1,5 billion de dollars dit: Mangez ce que vous tuez

Avec 160 trillions de yens (1,5 trillion de dollars) à investir, le Fonds d’investissement des pensions du gouvernement du Japon a énormément de poids. Sa dernière innovation est d’obliger de nombreuses entreprises extérieures qui gèrent leur argent à manger ce qu’elles tuent plutôt que de profiter d’un repas gratuit à partir de la simple collecte d’actifs. Et là où le plus grand fonds de pension du monde mène, le reste de l’industrie de la gestion de l’argent semble devoir suivre.

Moins de trois mois après avoir été informé d’un prochain changement dans la façon de rémunérer ses partenaires externes, le fonds a dévoilé cette semaine sa nouvelle structure de paiement basée sur la performance.

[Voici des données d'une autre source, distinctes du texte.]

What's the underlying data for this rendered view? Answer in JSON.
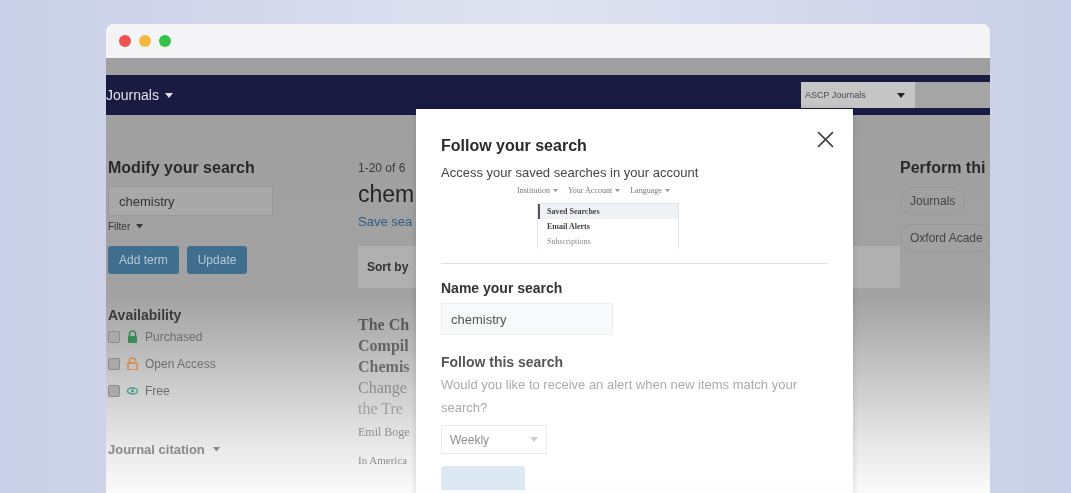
{
  "browser": {
    "traffic_lights": [
      {
        "color": "#f0524f"
      },
      {
        "color": "#f5b83c"
      },
      {
        "color": "#35c24a"
      }
    ]
  },
  "nav": {
    "menu": "Journals",
    "journal_select": "ASCP Journals"
  },
  "sidebar": {
    "title": "Modify your search",
    "search_value": "chemistry",
    "filter": "Filter",
    "buttons": [
      "Add term",
      "Update"
    ],
    "availability": {
      "title": "Availability",
      "options": [
        {
          "label": "Purchased",
          "kind": "purchased",
          "checked": false
        },
        {
          "label": "Open Access",
          "kind": "open_access",
          "checked": false
        },
        {
          "label": "Free",
          "kind": "free",
          "checked": false
        }
      ]
    },
    "journal_citation": "Journal citation"
  },
  "results": {
    "count": "1-20 of 6",
    "query": "chem",
    "save_link": "Save sea",
    "sort_label": "Sort by",
    "title_lines": [
      "The Ch",
      "Compil",
      "Chemis",
      "Change",
      "the Tre"
    ],
    "author": "Emil Boge",
    "source": "In America"
  },
  "right_panel": {
    "title": "Perform thi",
    "chips": [
      "Journals",
      "Oxford Acade"
    ]
  },
  "modal": {
    "title": "Follow your search",
    "description": "Access your saved searches in your account",
    "illustration": {
      "menu": [
        "Institution",
        "Your Account",
        "Language"
      ],
      "items": [
        {
          "label": "Saved Searches",
          "selected": true
        },
        {
          "label": "Email Alerts",
          "selected": false
        },
        {
          "label": "Subscriptions",
          "selected": false
        }
      ]
    },
    "name_label": "Name your search",
    "name_value": "chemistry",
    "follow_title": "Follow this search",
    "follow_text": "Would you like to receive an alert when new items match your search?",
    "frequency": "Weekly"
  }
}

La caisse de retraite dit qu’elle n’a pas besoin de gestionnaires actifs pour remplir ses obligations. «Le GPIF est fondamentalement capable d’atteindre ses objectifs d’investissement pour le financement des retraites grâce à la seule gestion passive», dit-il. Ainsi, la seule raison d’employer des gestionnaires actifs, qui supervisent actuellement environ 20% des actifs du fonds, est de savoir s’ils peuvent effectivement garantir de meilleurs rendements qu’un index tracker.

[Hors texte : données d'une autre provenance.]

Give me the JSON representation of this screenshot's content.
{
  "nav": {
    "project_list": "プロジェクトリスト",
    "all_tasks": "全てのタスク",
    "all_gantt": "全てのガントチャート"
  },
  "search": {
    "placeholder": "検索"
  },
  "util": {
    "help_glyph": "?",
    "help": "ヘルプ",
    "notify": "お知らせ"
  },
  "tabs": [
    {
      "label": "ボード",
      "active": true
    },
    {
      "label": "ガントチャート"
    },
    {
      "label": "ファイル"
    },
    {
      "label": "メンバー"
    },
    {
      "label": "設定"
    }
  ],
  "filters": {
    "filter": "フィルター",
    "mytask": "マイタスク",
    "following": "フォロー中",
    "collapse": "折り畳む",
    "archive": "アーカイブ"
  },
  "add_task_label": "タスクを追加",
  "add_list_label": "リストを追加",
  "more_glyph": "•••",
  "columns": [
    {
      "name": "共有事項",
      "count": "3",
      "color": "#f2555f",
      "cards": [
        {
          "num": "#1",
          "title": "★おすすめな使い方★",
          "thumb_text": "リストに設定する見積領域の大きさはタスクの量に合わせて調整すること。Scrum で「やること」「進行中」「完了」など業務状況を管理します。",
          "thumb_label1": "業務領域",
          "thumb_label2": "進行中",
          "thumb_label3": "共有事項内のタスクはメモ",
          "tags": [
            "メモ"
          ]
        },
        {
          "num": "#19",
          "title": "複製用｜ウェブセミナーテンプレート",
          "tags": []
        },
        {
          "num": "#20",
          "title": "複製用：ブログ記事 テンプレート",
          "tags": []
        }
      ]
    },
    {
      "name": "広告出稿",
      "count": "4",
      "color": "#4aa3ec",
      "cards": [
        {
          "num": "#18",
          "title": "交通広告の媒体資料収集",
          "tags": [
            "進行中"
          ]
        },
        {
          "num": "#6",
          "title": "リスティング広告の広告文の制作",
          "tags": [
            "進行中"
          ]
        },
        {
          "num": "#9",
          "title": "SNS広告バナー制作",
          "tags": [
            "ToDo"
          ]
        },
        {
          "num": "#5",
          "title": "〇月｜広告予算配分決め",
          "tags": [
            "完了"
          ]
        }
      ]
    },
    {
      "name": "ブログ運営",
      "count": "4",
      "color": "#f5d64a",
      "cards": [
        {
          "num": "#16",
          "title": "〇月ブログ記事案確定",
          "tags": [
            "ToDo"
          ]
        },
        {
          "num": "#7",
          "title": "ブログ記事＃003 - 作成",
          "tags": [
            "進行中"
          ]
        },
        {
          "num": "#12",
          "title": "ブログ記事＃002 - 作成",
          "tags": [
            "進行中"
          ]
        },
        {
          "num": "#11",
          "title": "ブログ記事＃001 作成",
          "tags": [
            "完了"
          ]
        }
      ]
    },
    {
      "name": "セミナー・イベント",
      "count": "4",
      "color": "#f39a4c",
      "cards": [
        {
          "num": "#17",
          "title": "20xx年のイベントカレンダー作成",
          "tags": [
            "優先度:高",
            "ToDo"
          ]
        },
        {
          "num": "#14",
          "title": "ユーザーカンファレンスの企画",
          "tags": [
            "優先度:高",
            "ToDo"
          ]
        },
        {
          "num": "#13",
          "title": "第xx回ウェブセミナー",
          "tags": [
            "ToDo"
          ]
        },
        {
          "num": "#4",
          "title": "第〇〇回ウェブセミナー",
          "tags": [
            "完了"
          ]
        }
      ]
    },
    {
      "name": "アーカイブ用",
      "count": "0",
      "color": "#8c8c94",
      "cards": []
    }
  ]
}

Comme une incitation à générer cette alpha, il n’y aura pas de limite sur combien un gestionnaire peut gagner en surperformant. C’est un développement révolutionnaire. Mais, dans le même temps, les gestionnaires de fonds de base actifs pour s’occuper de certains actifs de la caisse de retraite seront ramenés au niveau «extrêmement bas» que GPIF, grâce à sa taille, est capable de tirer de son portefeuille passif.

Dominance domestique

Le fonds de pension japonais a plus de la moitié de son capital en actifs domestiques

Source: GPIF (les chiffres sont pour fin 2017)

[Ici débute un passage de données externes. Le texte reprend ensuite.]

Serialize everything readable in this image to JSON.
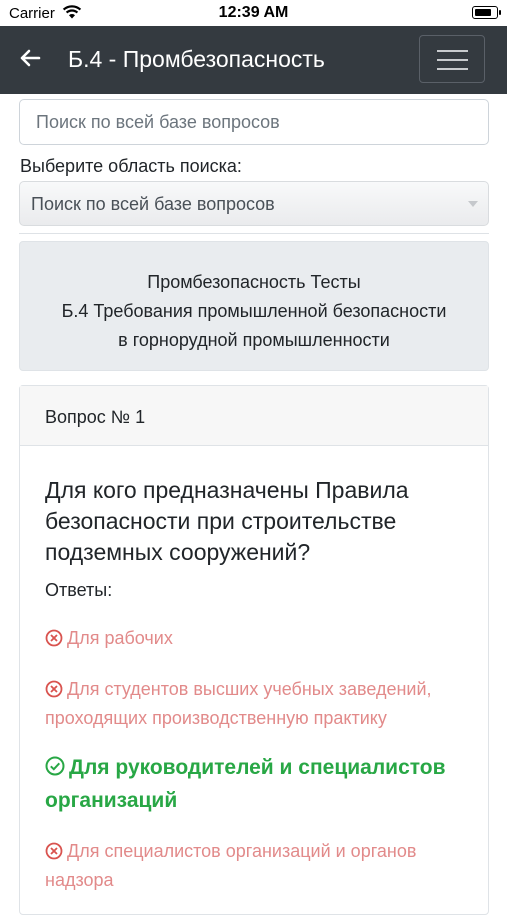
{
  "status_bar": {
    "carrier": "Carrier",
    "time": "12:39 AM"
  },
  "navbar": {
    "title": "Б.4 - Промбезопасность"
  },
  "search": {
    "placeholder": "Поиск по всей базе вопросов"
  },
  "area": {
    "label": "Выберите область поиска:",
    "selected": "Поиск по всей базе вопросов"
  },
  "info": {
    "line1": "Промбезопасность Тесты",
    "line2": "Б.4 Требования промышленной безопасности",
    "line3": "в горнорудной промышленности"
  },
  "question": {
    "header": "Вопрос № 1",
    "text": "Для кого предназначены Правила безопасности при строительстве подземных сооружений?",
    "answers_label": "Ответы:",
    "answers": [
      {
        "text": "Для рабочих",
        "correct": false
      },
      {
        "text": "Для студентов высших учебных заведений, проходящих производственную практику",
        "correct": false
      },
      {
        "text": "Для руководителей и специалистов организаций",
        "correct": true
      },
      {
        "text": "Для специалистов организаций и органов надзора",
        "correct": false
      }
    ]
  },
  "icons": {
    "wrong": "x-circle-icon",
    "correct": "check-circle-icon"
  },
  "colors": {
    "navbar": "#343a40",
    "wrong": "#e28a8a",
    "correct": "#28a745"
  }
}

Le passage à la nouvelle structure est la tentative du fonds de pension de résoudre un problème qui gêne la gestion de fonds depuis des années: les gestionnaires de fonds sont récompensés pour simplement recueillir des actifs plutôt que de faire des retours. Le GPIF affirme que l’ancien modèle n’incitait guère les entreprises à établir de manière appropriée des taux de rendement excessifs cibles, à innover dans la recherche de rendements excédentaires et à contrôler leur capacité de gestion. Seule une poignée d’entreprises externes ayant reçu de l’argent du fonds ont dépassé leurs objectifs.

Contribution positive

Le fonds de pension japonais a généré des rendements positifs pendant six trimestres consécutifs

Source: GPIF

Dans le but d’harmoniser les stratégies avec ses perspectives à long terme, le fonds répartira les paiements fondés sur le rendement, 45% étant payés l’année où ils ont été gagnés et 55% reportés à l’année suivante. Et pour éviter le court-termisme dont se plaignent les gérants d’actifs quand un investisseur retire de l’argent après une série de mauvais résultats, la caisse de retraite signe ce qu’elle appelle des «contrats pluriannuels» avec certains de ses dirigeants. Il n’a pas précisé la durée de ces mandats.

Le fonds, à juste titre, reconnaît que son plan aura un impact important sur l’ensemble de l’industrie. GPF affirme que les gestionnaires actifs jouent un rôle important dans «les efforts quotidiens pour améliorer l’efficacité du marché», ce qui, selon elle, contribue à accroître la performance potentielle de ses stratégies passives. C’est une approche sensée du débat actif-contre-passif, qui peut trop souvent se transformer en alarmisme.

Permettre aux gestionnaires d’actifs de partager à la fois l’avantage et l’inconvénient de leur expertise d’investissement présumée leur donne plus de peau dans le jeu. Cela devrait conduire à un darwinisme si nécessaire, où seuls les plus forts survivront – et le monde de la gestion des fonds sera en conséquence plus sain.